In Schottland hat sich eine Demenzarbeitsgruppe der Einflussnahme auf die Politik und die Wahrnehmung von Menschen mit Demenz verschrieben. Auch das internet-basierte Networking findet grossen Zuspruch.

Linda ÖrulvBild M. Klimmer

Dort engagieren sich Anwälte mit Demenz und andere Wegbereiter, welche die Hürden eines Alltags mit Demenz nicht nur kennen und aussprechen, sondern auch beseitigen wollen.

«Vielleicht kann die Diagnose eine Schlüsselrolle einnehmen, um nicht nur Krankheitsprobleme zu meistern, sondern auch um zu einer Einordnung der Situation und zu einem neuen Sinn zu finden», sagt Linda Örulv. Diagnosen könnten daher beides sein: Bedrohung und Befähigung.

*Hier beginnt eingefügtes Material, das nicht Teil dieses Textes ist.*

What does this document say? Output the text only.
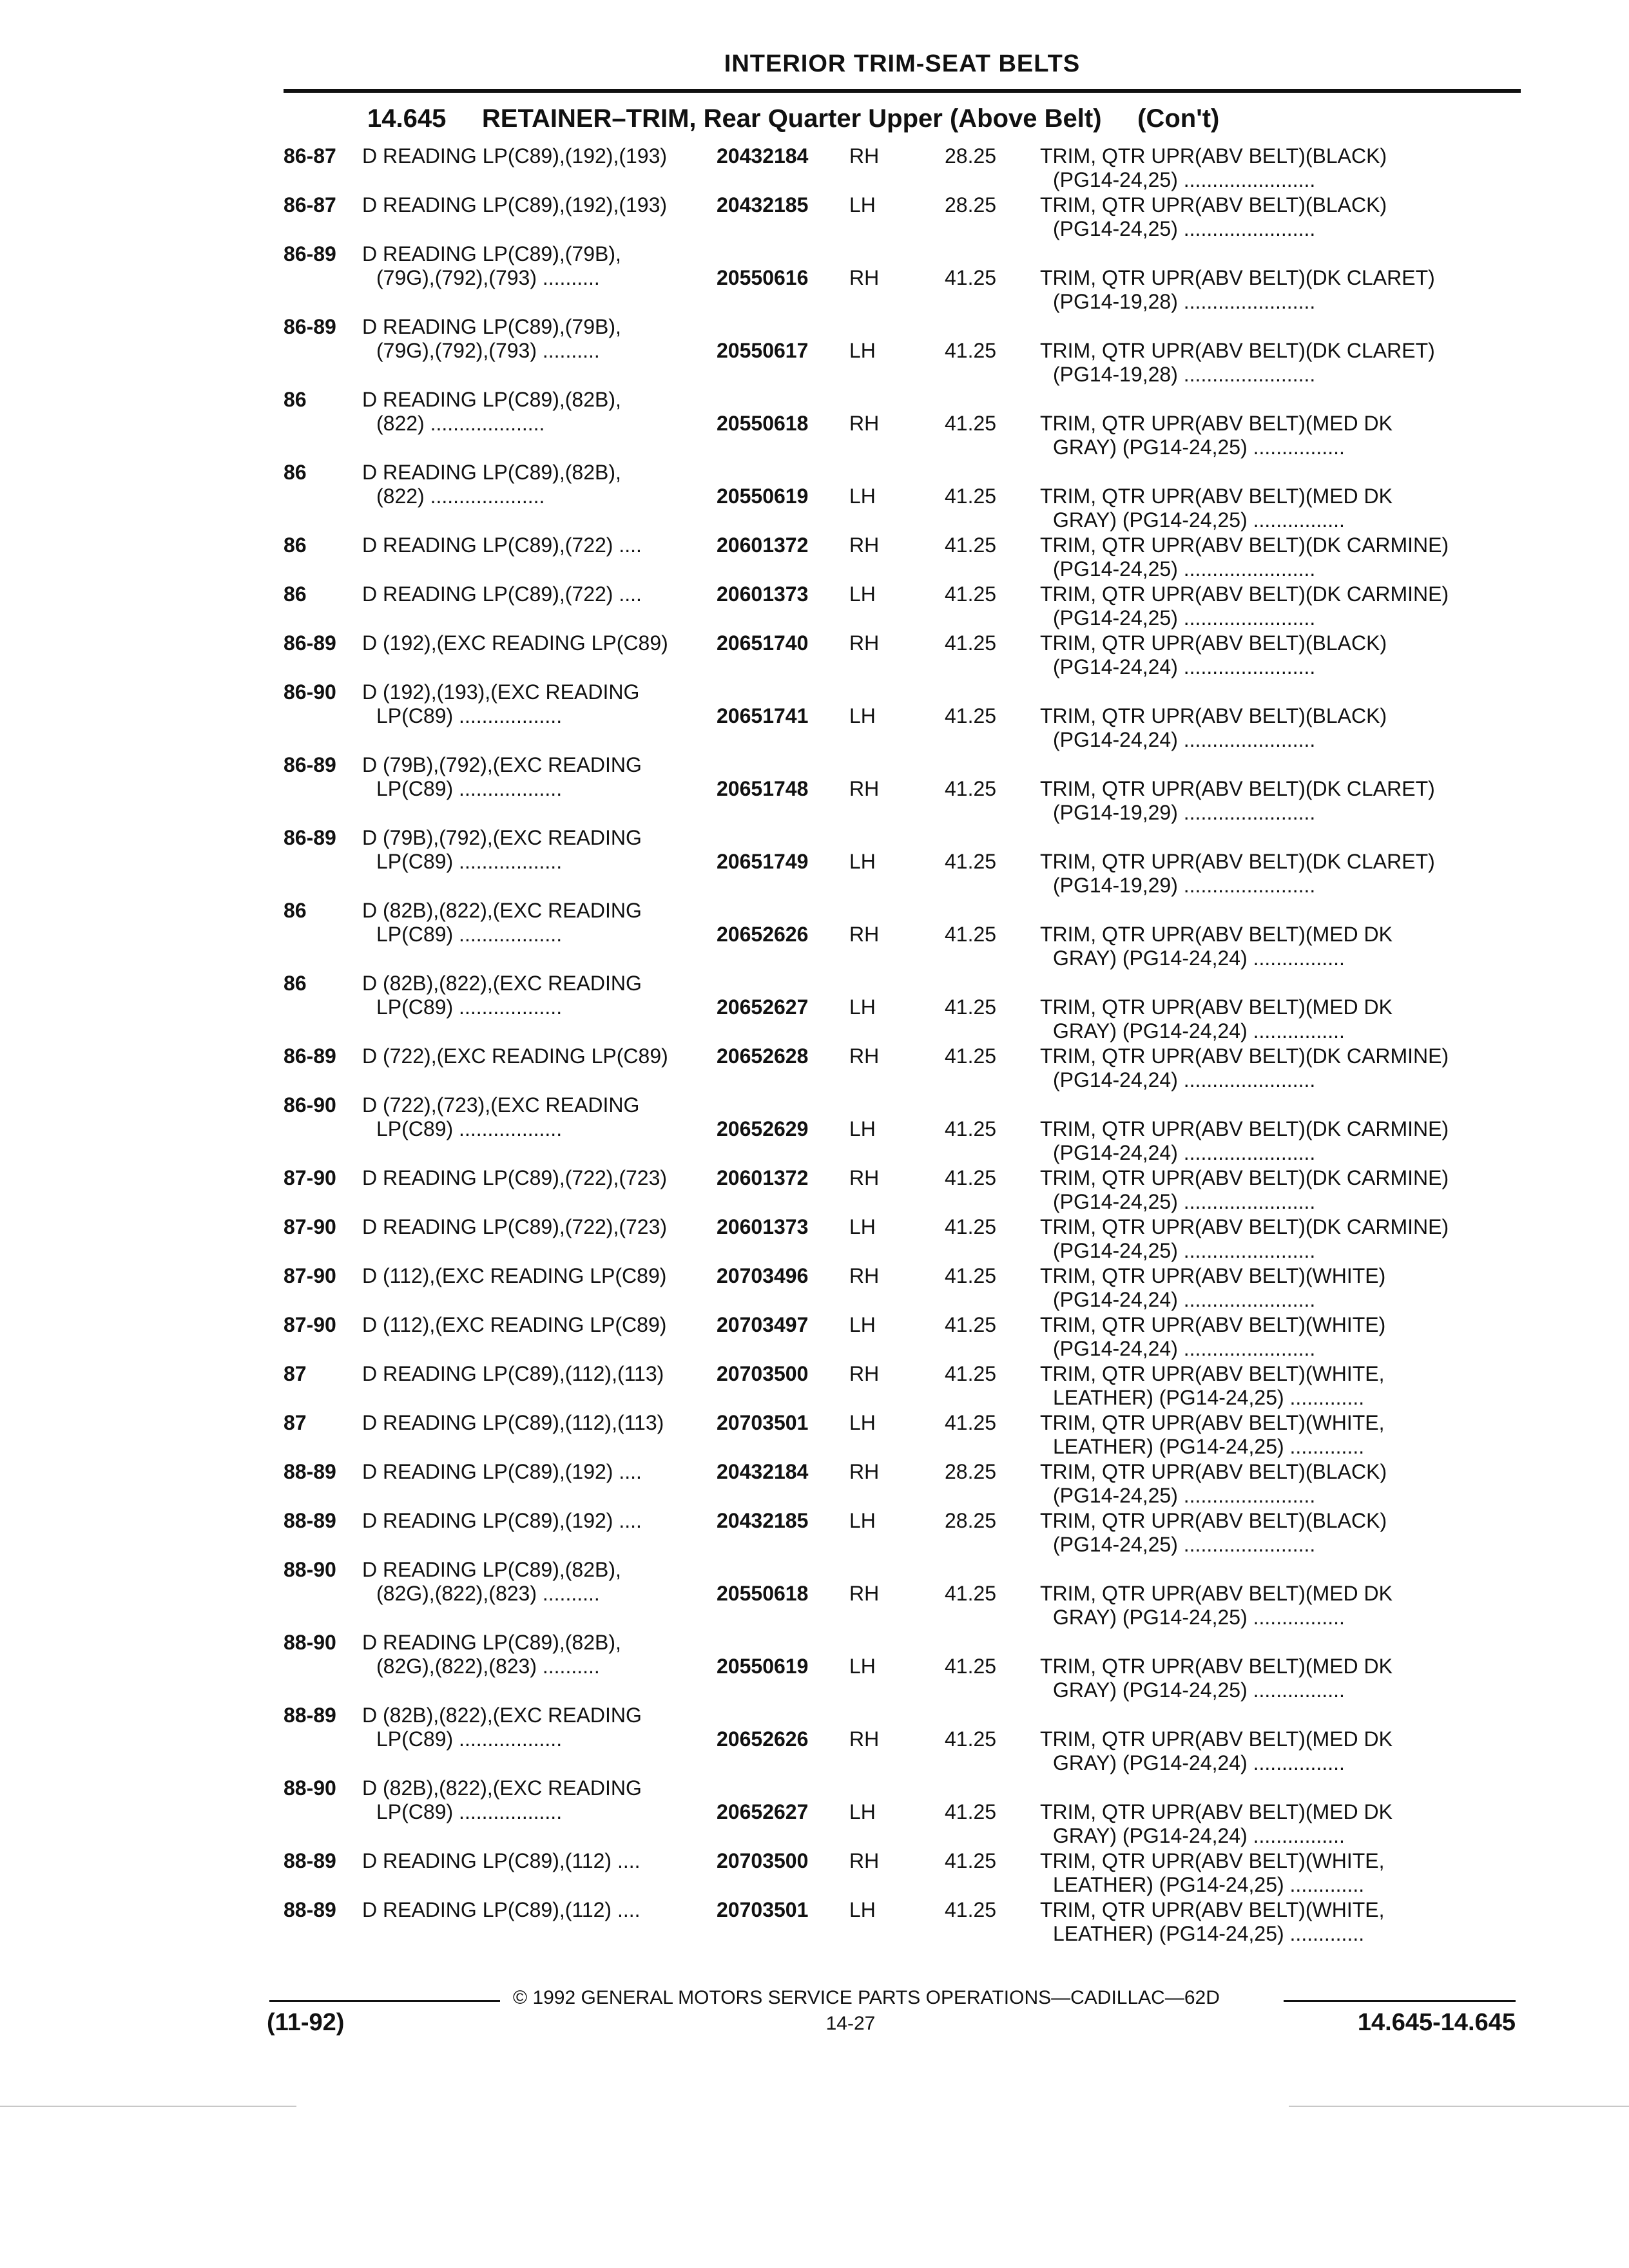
INTERIOR TRIM-SEAT BELTS
14.645 RETAINER–TRIM, Rear Quarter Upper (Above Belt) (Con't)
86-87 D READING LP(C89),(192),(193) 20432184 RH	28.25 TRIM, QTR UPR(ABV BELT)(BLACK)
(PG14-24,25) .......................
86-87 D READING LP(C89),(192),(193) 20432185 LH	28.25 TRIM, QTR UPR(ABV BELT)(BLACK)
(PG14-24,25) .......................
86-89 D READING LP(C89),(79B),
(79G),(792),(793) ..........	20550616 RH	41.25 TRIM, QTR UPR(ABV BELT)(DK CLARET)
(PG14-19,28) .......................
86-89 D READING LP(C89),(79B),
(79G),(792),(793) ..........	20550617 LH	41.25 TRIM, QTR UPR(ABV BELT)(DK CLARET)
(PG14-19,28) .......................
86	D READING LP(C89),(82B),
(822) ....................	20550618 RH	41.25 TRIM, QTR UPR(ABV BELT)(MED DK
GRAY) (PG14-24,25) ................
86	D READING LP(C89),(82B),
(822) ....................	20550619 LH	41.25 TRIM, QTR UPR(ABV BELT)(MED DK
GRAY) (PG14-24,25) ................
86	D READING LP(C89),(722) ....	20601372 RH	41.25 TRIM, QTR UPR(ABV BELT)(DK CARMINE)
(PG14-24,25) .......................
86	D READING LP(C89),(722) ....	20601373 LH	41.25 TRIM, QTR UPR(ABV BELT)(DK CARMINE)
(PG14-24,25) .......................
86-89 D (192),(EXC READING LP(C89) 20651740 RH	41.25 TRIM, QTR UPR(ABV BELT)(BLACK)
(PG14-24,24) .......................
86-90 D (192),(193),(EXC READING
LP(C89) ..................	20651741 LH	41.25 TRIM, QTR UPR(ABV BELT)(BLACK)
(PG14-24,24) .......................
86-89 D (79B),(792),(EXC READING
LP(C89) ..................	20651748 RH	41.25 TRIM, QTR UPR(ABV BELT)(DK CLARET)
(PG14-19,29) .......................
86-89 D (79B),(792),(EXC READING
LP(C89) ..................	20651749 LH	41.25 TRIM, QTR UPR(ABV BELT)(DK CLARET)
(PG14-19,29) .......................
86	D (82B),(822),(EXC READING
LP(C89) ..................	20652626 RH	41.25 TRIM, QTR UPR(ABV BELT)(MED DK
GRAY) (PG14-24,24) ................
86	D (82B),(822),(EXC READING
LP(C89) ..................	20652627 LH	41.25 TRIM, QTR UPR(ABV BELT)(MED DK
GRAY) (PG14-24,24) ................
86-89 D (722),(EXC READING LP(C89) 20652628 RH	41.25 TRIM, QTR UPR(ABV BELT)(DK CARMINE)
(PG14-24,24) .......................
86-90 D (722),(723),(EXC READING
LP(C89) ..................	20652629 LH	41.25 TRIM, QTR UPR(ABV BELT)(DK CARMINE)
(PG14-24,24) .......................
87-90 D READING LP(C89),(722),(723) 20601372 RH	41.25 TRIM, QTR UPR(ABV BELT)(DK CARMINE)
(PG14-24,25) .......................
87-90 D READING LP(C89),(722),(723) 20601373 LH	41.25 TRIM, QTR UPR(ABV BELT)(DK CARMINE)
(PG14-24,25) .......................
87-90 D (112),(EXC READING LP(C89) 20703496 RH	41.25 TRIM, QTR UPR(ABV BELT)(WHITE)
(PG14-24,24) .......................
87-90 D (112),(EXC READING LP(C89) 20703497 LH	41.25 TRIM, QTR UPR(ABV BELT)(WHITE)
(PG14-24,24) .......................
87	D READING LP(C89),(112),(113)	20703500 RH	41.25 TRIM, QTR UPR(ABV BELT)(WHITE,
LEATHER) (PG14-24,25) .............
87	D READING LP(C89),(112),(113)	20703501 LH	41.25 TRIM, QTR UPR(ABV BELT)(WHITE,
LEATHER) (PG14-24,25) .............
88-89 D READING LP(C89),(192) ....	20432184 RH	28.25 TRIM, QTR UPR(ABV BELT)(BLACK)
(PG14-24,25) .......................
88-89 D READING LP(C89),(192) ....	20432185 LH	28.25 TRIM, QTR UPR(ABV BELT)(BLACK)
(PG14-24,25) .......................
88-90 D READING LP(C89),(82B),
(82G),(822),(823) ..........	20550618 RH	41.25 TRIM, QTR UPR(ABV BELT)(MED DK
GRAY) (PG14-24,25) ................
88-90 D READING LP(C89),(82B),
(82G),(822),(823) ..........	20550619 LH	41.25 TRIM, QTR UPR(ABV BELT)(MED DK
GRAY) (PG14-24,25) ................
88-89 D (82B),(822),(EXC READING
LP(C89) ..................	20652626 RH	41.25 TRIM, QTR UPR(ABV BELT)(MED DK
GRAY) (PG14-24,24) ................
88-90 D (82B),(822),(EXC READING
LP(C89) ..................	20652627 LH	41.25 TRIM, QTR UPR(ABV BELT)(MED DK
GRAY) (PG14-24,24) ................
88-89 D READING LP(C89),(112) ....	20703500 RH	41.25 TRIM, QTR UPR(ABV BELT)(WHITE,
LEATHER) (PG14-24,25) .............
88-89 D READING LP(C89),(112) ....	20703501 LH	41.25 TRIM, QTR UPR(ABV BELT)(WHITE,
LEATHER) (PG14-24,25) .............
© 1992 GENERAL MOTORS SERVICE PARTS OPERATIONS—CADILLAC—62D
(11-92)	14-27	14.645-14.645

Finden Menschen mit Demenz zu einer Art «Normalität» zurück, könnten sie auch ihre «Krankheitsidentität» besser annehmen und zu neuen, sinnstiftenden Aufgaben finden. Dabei können Selbsthilfegruppen sehr unterstützend sein, so die schwedische Wissenschaftlerin.

Werden Menschen mit Demenz als aktive Bürger und Akteure mit einer Vielfalt an beibehaltenen Kompetenzen einbezogen, müssen sie zwar nach wie vor demenzielle Beeinträchtigungen bewältigen, sie haben jedoch nicht noch gegen stereotype Vorbehalte und Barrieren in den Köpfen anderer anzukämpfen – «als wäre ersteres nicht schon schwierig genug», sagt Linda Örulv und hält fest:

  • Interventionen von aussen können Passivität und Abhängigkeit begünstigen, anstatt zu eigenem Handeln ermutigen.
  • Strukturiertes Vorgehen in professionell geführten Gruppen kann den Eigenausdruck von Menschen mit Demenz eventuell behindern und deren gegenseitige Unterstützung lähmen.

«Es braucht unterschiedliche Herangehensweisen und Angebote, um Menschen mit Demenz zu erreichen», erklärt Zoë Campbell. Im Falle von Peter Lyttle jedenfalls hat «Side by Side» dazu beigetragen, dass er heute mit der Krankheit gut leben kann. Er hat seinen Weg aus Passivität und Isolation gefunden.